Вопреки собственным ожиданиям, Лилиан улыбнулась, чувствуя, как болящий внутри комок чуть разжимается под волной тепла. У нее появилось что-то от мамы – и не от той, которую она знала, Джулии, которая, как Лилиан теперь понимала, была не совсем настоящей собой, а от Джабел, девочки-хеску, такой же, как она сама.
Прижав книгу к груди, Лилиан медленно вышла из ванной, погладив косяк и мысленно прошептав дому: «Спасибо».
Когда она наконец спустилась в холл, пожилая служанка при виде нее тихо ахнула, а Тиор удовлетворенно кивнул и чуть улыбнулся: «Выглядишь как настоящая хеску. У нас все детеныши так одеваются».
Ночь укрыла Марак. Замок спит, огромный, будто сонный дракон. Потухли огни в последних окнах на этажах прислуги; погасла настольная лампа в комнате Лилиан, свернувшейся в комочек, убаюканной уютом дома и ощущением нужности и защищенности.
Глубокая синева залила небо, на котором густо рассыпались бриллианты звезд, почти полная луна подсвечивает летящие облака, то и дело закрывающие ее перистой тенью.
Тиор спускается в парк, вдыхая ночной воздух – острый, свежий, сладкий, – и смотрит вправо, где рядом с чернеющими в ночи силуэтами вечно готовых к бою сатиров замер еще один, более высокий и узкий.
Он стоит, засунув руки в карманы и подставив лицо лунному свету, серебрящему волосы, эполетами стекающему по черной ткани сюртука.
Тиор ждет пару секунд, давая гостю возможность насладиться окружающим миром, который даже в ночной темноте куда многообразнее в оттенках, чем тот, другой.
Гравий дорожки тихо шуршит под ногами Тиора, когда он медленно подходит, привычным движением упирая в землю трость и складывая на ней руки.
– Тито?
Тот оборачивается не сразу, через мгновение – почти дерзость, если учитывать, что о приближении Тиора он знал с самого начала, – но склоняет голову и прикладывает кулак к груди с искренним почтением.
– Ша-Базаард.
– Не ожидал тебя здесь увидеть. – Тиор чуть приподнимает брови, выражая недоумение.
– Восприму это как комплимент. – На лице, умеющем становиться обманчиво-простодушным, вспыхивает озорная улыбка.
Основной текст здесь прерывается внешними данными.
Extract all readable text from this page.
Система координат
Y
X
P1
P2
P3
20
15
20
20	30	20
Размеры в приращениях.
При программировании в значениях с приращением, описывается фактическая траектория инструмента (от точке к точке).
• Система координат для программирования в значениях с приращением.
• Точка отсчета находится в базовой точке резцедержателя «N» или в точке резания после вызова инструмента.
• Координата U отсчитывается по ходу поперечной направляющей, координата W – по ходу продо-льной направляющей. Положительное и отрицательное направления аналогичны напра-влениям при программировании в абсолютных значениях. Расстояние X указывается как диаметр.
Оба знают, что Тиор почувствует пересечение границы миров, и потому визит не останется незамеченным.
Тиор едва заметно хмыкает:
– Не дай мне пожалеть о выданном тебе приглашении – это необходимость, а не привилегия, особенно теперь.
– Теперь – из-за нее?
Из голоса исчезает всякая веселость, из позы – обманчивая расслабленность. Налетевший ветер дергает полу черного сюртука с серебристой оторочкой, и Тиора оглушает разлившийся в воздухе запах соли и дождя. Он медленно вдыхает, не опуская взгляда и чувствуя, как сердце пропускает удар.
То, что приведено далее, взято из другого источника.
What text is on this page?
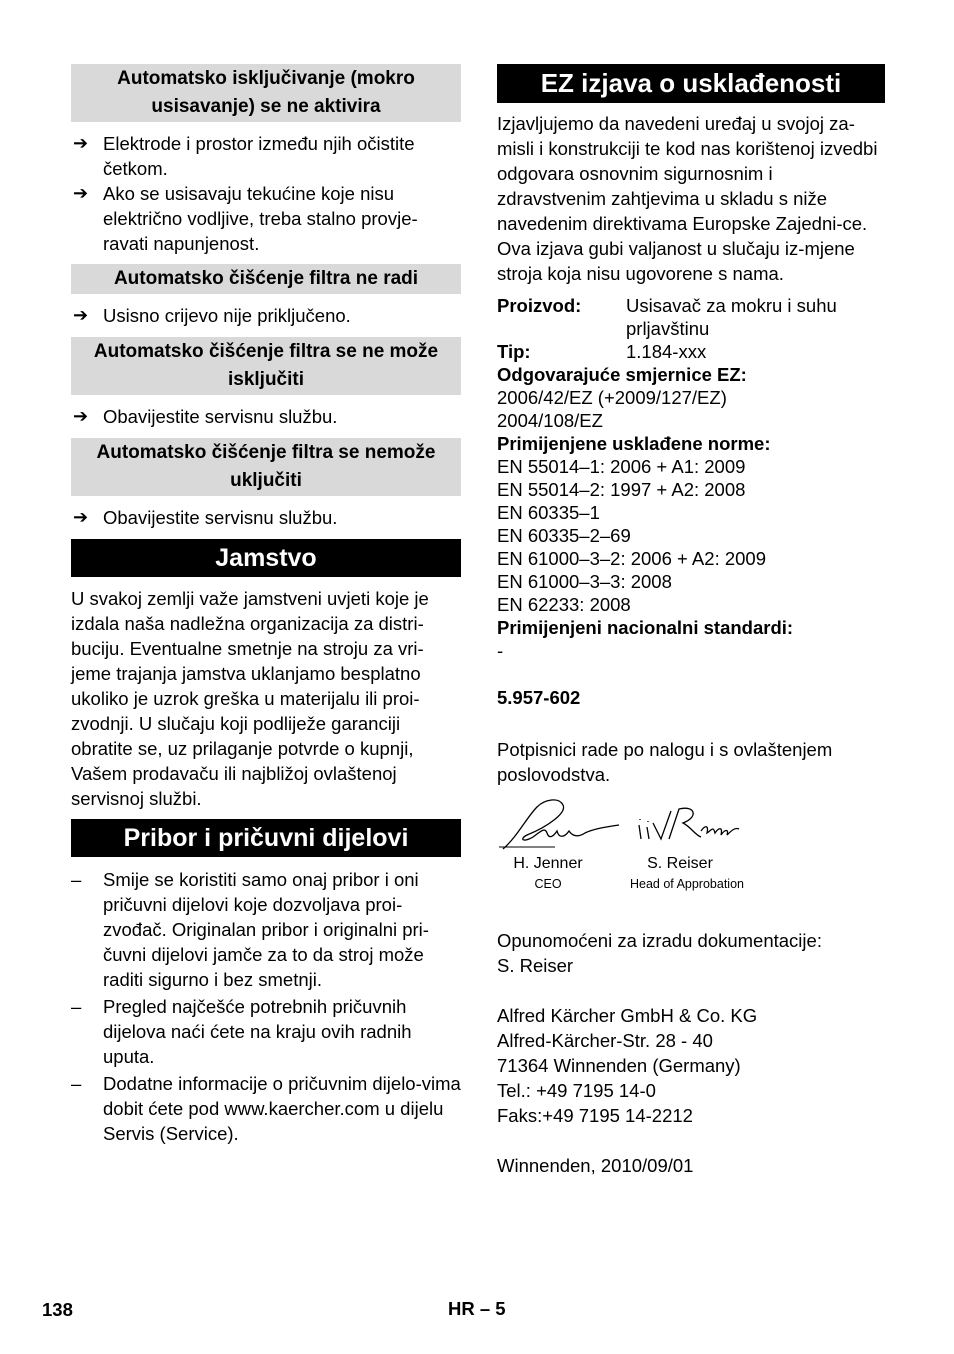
Automatsko isključivanje (mokro usisavanje) se ne aktivira
➔ Elektrode i prostor između njih očistite četkom.
➔ Ako se usisavaju tekućine koje nisu električno vodljive, treba stalno provje-ravati napunjenost.
Automatsko čišćenje filtra ne radi
➔ Usisno crijevo nije priključeno.
Automatsko čišćenje filtra se ne može isključiti
➔ Obavijestite servisnu službu.
Automatsko čišćenje filtra se nemože uključiti
➔ Obavijestite servisnu službu.
Jamstvo
U svakoj zemlji važe jamstveni uvjeti koje je izdala naša nadležna organizacija za distri-buciju. Eventualne smetnje na stroju za vri-jeme trajanja jamstva uklanjamo besplatno ukoliko je uzrok greška u materijalu ili proi-zvodnji. U slučaju koji podliježe garanciji obratite se, uz prilaganje potvrde o kupnji, Vašem prodavaču ili najbližoj ovlaštenoj servisnoj službi.
Pribor i pričuvni dijelovi
– Smije se koristiti samo onaj pribor i oni pričuvni dijelovi koje dozvoljava proi-zvođač. Originalan pribor i originalni pri-čuvni dijelovi jamče za to da stroj može raditi sigurno i bez smetnji.
– Pregled najčešće potrebnih pričuvnih dijelova naći ćete na kraju ovih radnih uputa.
– Dodatne informacije o pričuvnim dijelo-vima dobit ćete pod www.kaercher.com u dijelu Servis (Service).
EZ izjava o usklađenosti
Izjavljujemo da navedeni uređaj u svojoj za-misli i konstrukciji te kod nas korištenoj izvedbi odgovara osnovnim sigurnosnim i zdravstvenim zahtjevima u skladu s niže navedenim direktivama Europske Zajedni-ce. Ova izjava gubi valjanost u slučaju iz-mjene stroja koja nisu ugovorene s nama.
Proizvod:	Usisavač za mokru i suhu prljavštinu
Tip:	1.184-xxx
Odgovarajuće smjernice EZ:
2006/42/EZ (+2009/127/EZ)
2004/108/EZ
Primijenjene usklađene norme:
EN 55014–1: 2006 + A1: 2009
EN 55014–2: 1997 + A2: 2008
EN 60335–1
EN 60335–2–69
EN 61000–3–2: 2006 + A2: 2009
EN 61000–3–3: 2008
EN 62233: 2008
Primijenjeni nacionalni standardi:
-
5.957-602
Potpisnici rade po nalogu i s ovlaštenjem poslovodstva.
H. Jenner
CEO
S. Reiser
Head of Approbation
Opunomoćeni za izradu dokumentacije:
S. Reiser
Alfred Kärcher GmbH & Co. KG
Alfred-Kärcher-Str. 28 - 40
71364 Winnenden (Germany)
Tel.: +49 7195 14-0
Faks:+49 7195 14-2212
Winnenden, 2010/09/01
138	HR – 5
– Ша-Базаард, вы когда-нибудь замечали, как разносится звук по туманам?
Вопрос звучит почти безмятежно, но Тиор сильнее вдавливает трость в землю: они оба знают, что туманы безмолвны как могила.
– И как же?
– Очень быстро. На одном этаже шепнешь – на другом слышно.
Тиор невольно косится на дом, замерший рядом, как дремлющий у ног хозяина пес, – даже не оборачивается полностью, а лишь чуть дергает головой в сторону темных окон, но этого достаточно.
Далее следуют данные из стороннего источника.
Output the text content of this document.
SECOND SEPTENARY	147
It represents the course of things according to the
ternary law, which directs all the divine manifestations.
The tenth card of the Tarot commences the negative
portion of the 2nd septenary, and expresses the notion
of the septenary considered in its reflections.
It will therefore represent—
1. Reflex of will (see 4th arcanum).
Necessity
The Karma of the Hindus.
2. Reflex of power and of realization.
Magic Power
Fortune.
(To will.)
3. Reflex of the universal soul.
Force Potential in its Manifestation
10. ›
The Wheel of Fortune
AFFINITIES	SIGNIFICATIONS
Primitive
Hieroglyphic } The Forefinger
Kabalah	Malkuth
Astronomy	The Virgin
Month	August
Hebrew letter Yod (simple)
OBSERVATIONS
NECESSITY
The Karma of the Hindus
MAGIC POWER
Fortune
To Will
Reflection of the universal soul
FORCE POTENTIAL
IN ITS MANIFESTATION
– И как же зовут мою будущую госпожу? – Тень усмешки могла бы выглядеть дерзкой, но оказывается усталой.
Тиор вспоминает девочку с растрепанными косичками и покрасневшими глазами, стоящую в пятне солнечного света посреди библиотеки.
– Ее человеческое имя ничего тебе не скажет. А нашего она еще не имеет.
– Не имеет…
Фраза свинцовой тяжестью повисает в воздухе. Тишину наполняет лишь шелест кленов, черными стражами застывших вдоль дороги.
– Как жаль. Ведь за каждым хеску стоит его род. Только люди живут сами по себе… – Слова падают в ночь медленно, весомо, и прямой взгляд наполняет их тяжестью истинного смысла. – Но кого заботит, что там происходит с людьми, правда?
Тиор кивает, крепче сжимая в руке трость, скользя пальцами по серебру клюва. Прохладный ветер вдруг кажется ему совсем холодным, сладость ночных цветов выжжена горечью соли и дождя.
– Не думал, что у тебя самый острый в туманах слух, – наконец произносит он.
– Никто не думал. – И снова тщательно отыгранная безмятежность скрывает двойное дно каждого слова. – В частности, те, кто считает меня и вовсе глухим.